Genocide Network — Members, observers and associates
European Union (EU) Member States are represented in the Genocide Network by national contact points from competent national authorities, such as prosecutors, investigators and mutual legal assistance authorities that deal with the investigation and prosecution of core international crimes at national level. Together, these practitioners provide the Genocide Network with an active and flexible structure.
In addition to national authorities from 27 EU Member States and their counterparts from Bosnia-Herzegovina, Canada, Norway, Switzerland, the United Kingdom* and the United States of America, with the observer status, the Genocide Network also liaises closely with representatives of the European Commission, the Presidency of the Council of the European Union, Eurojust, Europol, the ICC, ad hoc international criminal tribunals, the Kosovo Specialist Chambers, the United Nations Mechanism for International Criminal Tribunals, the International Committee of the Red Cross, Interpol, the International, Impartial and Independent Mechanism to Assist in the Investigation and Prosecution of Persons Responsible for the Most Serious Crimes under International Law Committed in the Syrian Arab Republic since March 2011 (IIIM), Redress, Trial International, Amnesty International, Human Rights Watch, the Coalition for the International Criminal Court and the International Federation for Human Rights.

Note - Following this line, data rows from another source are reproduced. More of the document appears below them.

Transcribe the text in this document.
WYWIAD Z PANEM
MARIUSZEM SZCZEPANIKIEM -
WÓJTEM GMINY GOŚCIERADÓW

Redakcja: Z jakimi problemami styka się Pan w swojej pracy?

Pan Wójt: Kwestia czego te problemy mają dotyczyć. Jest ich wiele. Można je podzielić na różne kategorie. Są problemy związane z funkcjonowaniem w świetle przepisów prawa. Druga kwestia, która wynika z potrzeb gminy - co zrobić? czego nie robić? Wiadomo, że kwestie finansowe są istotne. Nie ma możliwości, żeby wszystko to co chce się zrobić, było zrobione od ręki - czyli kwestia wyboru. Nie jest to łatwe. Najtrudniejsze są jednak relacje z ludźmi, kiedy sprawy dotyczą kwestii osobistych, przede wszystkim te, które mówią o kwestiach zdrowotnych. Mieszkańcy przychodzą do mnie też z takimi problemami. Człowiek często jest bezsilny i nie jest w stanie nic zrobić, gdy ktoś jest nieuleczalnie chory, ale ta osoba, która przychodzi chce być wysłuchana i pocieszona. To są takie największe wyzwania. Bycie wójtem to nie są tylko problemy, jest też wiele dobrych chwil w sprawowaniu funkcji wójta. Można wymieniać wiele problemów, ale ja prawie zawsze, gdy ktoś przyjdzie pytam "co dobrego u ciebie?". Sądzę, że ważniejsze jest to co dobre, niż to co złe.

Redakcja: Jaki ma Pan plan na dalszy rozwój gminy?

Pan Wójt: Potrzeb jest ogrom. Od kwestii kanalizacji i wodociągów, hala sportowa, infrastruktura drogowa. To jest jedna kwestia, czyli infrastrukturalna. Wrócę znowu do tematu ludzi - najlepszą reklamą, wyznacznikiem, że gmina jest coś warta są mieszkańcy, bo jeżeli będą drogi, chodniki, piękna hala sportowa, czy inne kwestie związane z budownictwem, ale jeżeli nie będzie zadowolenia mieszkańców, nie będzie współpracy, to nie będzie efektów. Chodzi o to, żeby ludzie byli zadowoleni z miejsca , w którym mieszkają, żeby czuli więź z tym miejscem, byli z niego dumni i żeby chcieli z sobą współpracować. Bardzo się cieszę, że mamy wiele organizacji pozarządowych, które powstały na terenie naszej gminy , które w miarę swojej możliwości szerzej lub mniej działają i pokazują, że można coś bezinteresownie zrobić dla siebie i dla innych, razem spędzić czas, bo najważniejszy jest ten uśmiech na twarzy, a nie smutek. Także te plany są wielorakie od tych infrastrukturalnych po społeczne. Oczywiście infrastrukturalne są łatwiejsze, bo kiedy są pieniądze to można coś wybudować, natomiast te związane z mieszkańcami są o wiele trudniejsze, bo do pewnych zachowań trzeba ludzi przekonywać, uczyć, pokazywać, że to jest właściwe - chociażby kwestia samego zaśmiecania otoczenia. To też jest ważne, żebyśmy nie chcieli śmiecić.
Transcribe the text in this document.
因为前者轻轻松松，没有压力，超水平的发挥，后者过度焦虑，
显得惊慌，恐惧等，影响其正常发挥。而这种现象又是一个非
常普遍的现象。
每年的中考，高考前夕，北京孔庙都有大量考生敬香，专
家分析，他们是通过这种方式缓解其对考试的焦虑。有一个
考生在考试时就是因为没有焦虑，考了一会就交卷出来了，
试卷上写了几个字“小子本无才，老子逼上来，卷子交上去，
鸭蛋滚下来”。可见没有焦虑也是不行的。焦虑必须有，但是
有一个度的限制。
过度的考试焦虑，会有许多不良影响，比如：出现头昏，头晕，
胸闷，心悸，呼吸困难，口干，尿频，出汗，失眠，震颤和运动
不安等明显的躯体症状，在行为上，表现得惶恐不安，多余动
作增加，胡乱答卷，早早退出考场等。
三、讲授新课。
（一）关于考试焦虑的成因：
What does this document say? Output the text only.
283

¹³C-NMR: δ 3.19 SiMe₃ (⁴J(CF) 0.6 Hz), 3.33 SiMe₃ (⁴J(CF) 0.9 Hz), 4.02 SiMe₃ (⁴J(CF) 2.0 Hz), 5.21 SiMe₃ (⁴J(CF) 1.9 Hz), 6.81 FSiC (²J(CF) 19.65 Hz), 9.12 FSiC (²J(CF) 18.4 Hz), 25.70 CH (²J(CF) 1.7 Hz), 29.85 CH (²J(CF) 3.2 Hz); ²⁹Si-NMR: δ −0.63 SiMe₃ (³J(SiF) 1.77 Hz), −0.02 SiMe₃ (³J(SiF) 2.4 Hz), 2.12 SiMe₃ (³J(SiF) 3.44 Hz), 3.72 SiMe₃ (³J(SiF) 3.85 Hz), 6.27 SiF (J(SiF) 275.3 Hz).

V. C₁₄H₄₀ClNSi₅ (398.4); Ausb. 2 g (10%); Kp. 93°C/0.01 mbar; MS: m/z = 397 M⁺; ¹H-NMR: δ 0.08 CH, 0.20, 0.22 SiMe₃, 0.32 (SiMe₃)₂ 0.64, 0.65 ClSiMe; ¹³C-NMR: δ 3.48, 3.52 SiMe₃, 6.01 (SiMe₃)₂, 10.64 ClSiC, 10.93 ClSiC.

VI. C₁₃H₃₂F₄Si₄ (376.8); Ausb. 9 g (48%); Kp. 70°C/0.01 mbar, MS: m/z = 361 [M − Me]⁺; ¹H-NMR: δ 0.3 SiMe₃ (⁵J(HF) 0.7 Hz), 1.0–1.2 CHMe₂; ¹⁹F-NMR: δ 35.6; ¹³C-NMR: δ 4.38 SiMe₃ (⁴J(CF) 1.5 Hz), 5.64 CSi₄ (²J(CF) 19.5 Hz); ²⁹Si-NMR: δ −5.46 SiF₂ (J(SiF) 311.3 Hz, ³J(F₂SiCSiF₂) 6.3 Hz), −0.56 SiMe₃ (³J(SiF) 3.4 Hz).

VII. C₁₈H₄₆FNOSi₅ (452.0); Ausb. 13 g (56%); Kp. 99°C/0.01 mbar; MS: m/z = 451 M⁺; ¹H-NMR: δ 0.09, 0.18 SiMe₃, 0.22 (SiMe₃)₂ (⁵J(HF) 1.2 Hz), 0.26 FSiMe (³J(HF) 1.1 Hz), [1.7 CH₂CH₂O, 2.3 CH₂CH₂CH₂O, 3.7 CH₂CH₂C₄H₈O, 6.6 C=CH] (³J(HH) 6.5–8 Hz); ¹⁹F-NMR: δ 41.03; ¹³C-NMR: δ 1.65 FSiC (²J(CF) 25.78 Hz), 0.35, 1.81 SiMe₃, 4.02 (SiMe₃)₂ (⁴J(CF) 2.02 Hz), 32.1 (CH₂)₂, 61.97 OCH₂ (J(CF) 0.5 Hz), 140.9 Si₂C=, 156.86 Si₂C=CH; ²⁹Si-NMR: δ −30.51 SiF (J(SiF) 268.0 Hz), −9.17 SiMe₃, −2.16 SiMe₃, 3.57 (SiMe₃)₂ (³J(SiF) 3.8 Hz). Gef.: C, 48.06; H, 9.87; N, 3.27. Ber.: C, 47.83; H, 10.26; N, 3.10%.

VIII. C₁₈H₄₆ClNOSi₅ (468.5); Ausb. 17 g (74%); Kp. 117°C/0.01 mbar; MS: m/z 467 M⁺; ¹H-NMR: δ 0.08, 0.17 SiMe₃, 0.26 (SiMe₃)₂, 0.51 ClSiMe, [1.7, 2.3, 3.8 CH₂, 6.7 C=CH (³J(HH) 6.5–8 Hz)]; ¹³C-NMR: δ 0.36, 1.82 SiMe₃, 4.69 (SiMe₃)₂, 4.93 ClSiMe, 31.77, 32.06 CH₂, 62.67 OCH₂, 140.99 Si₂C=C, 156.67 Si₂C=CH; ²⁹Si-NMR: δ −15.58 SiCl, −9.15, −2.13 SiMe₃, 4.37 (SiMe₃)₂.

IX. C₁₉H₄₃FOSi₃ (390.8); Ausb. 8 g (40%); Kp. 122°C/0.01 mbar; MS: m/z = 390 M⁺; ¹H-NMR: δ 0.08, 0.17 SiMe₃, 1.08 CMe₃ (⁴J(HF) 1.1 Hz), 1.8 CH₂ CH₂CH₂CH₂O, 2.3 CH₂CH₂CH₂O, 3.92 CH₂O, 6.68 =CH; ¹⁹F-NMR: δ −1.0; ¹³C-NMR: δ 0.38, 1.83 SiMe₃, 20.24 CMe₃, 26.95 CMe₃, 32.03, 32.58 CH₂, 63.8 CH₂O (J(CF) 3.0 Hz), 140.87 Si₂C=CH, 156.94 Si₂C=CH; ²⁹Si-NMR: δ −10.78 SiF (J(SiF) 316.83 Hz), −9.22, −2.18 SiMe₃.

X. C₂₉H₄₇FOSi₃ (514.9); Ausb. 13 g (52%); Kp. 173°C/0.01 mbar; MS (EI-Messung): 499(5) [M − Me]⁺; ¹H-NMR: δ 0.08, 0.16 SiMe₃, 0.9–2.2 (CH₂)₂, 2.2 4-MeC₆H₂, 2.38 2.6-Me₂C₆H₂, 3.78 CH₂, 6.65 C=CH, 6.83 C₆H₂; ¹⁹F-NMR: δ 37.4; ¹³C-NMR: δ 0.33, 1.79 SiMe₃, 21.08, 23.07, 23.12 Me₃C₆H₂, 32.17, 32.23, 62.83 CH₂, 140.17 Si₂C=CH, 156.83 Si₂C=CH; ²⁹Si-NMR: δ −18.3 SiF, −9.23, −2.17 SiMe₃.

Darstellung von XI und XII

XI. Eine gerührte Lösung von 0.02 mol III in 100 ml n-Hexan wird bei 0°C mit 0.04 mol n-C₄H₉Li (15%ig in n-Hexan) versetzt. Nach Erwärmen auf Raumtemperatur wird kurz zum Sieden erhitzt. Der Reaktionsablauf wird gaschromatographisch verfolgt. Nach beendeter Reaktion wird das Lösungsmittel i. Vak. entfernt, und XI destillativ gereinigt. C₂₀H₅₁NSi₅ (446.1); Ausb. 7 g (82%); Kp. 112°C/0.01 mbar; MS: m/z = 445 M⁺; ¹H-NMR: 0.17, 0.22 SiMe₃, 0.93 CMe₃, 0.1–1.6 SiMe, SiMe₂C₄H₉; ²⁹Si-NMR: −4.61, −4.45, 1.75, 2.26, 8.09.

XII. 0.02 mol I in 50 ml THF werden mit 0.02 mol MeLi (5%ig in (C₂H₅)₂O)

* Please note that the United Kingdom opted out of the Genocide Network in 2014 and has now the observer status
Specialised international crime units
Eight EU Member States of the Genocide Network and all the Network's Observer States have established International Crime Units within their judicial and law enforcement authorities; several States also have specialised units within their immigration or mutual legal assistance departments. Other EU Member States have specialised staff who work on the investigation and prosecution of international crimes, albeit not within a unit dedicated to war crimes. In addition, some States have semi-specialised staff with specialised knowledge, partly dedicated to international crime cases.
For more information on specialised war crimes units, please refer to the 2010 report of Redress and the International Federation for Human Rights, The Practice of Specialised War Crime Units, and the 2014 report of Human Rights Watch, The Long Arm of Justice.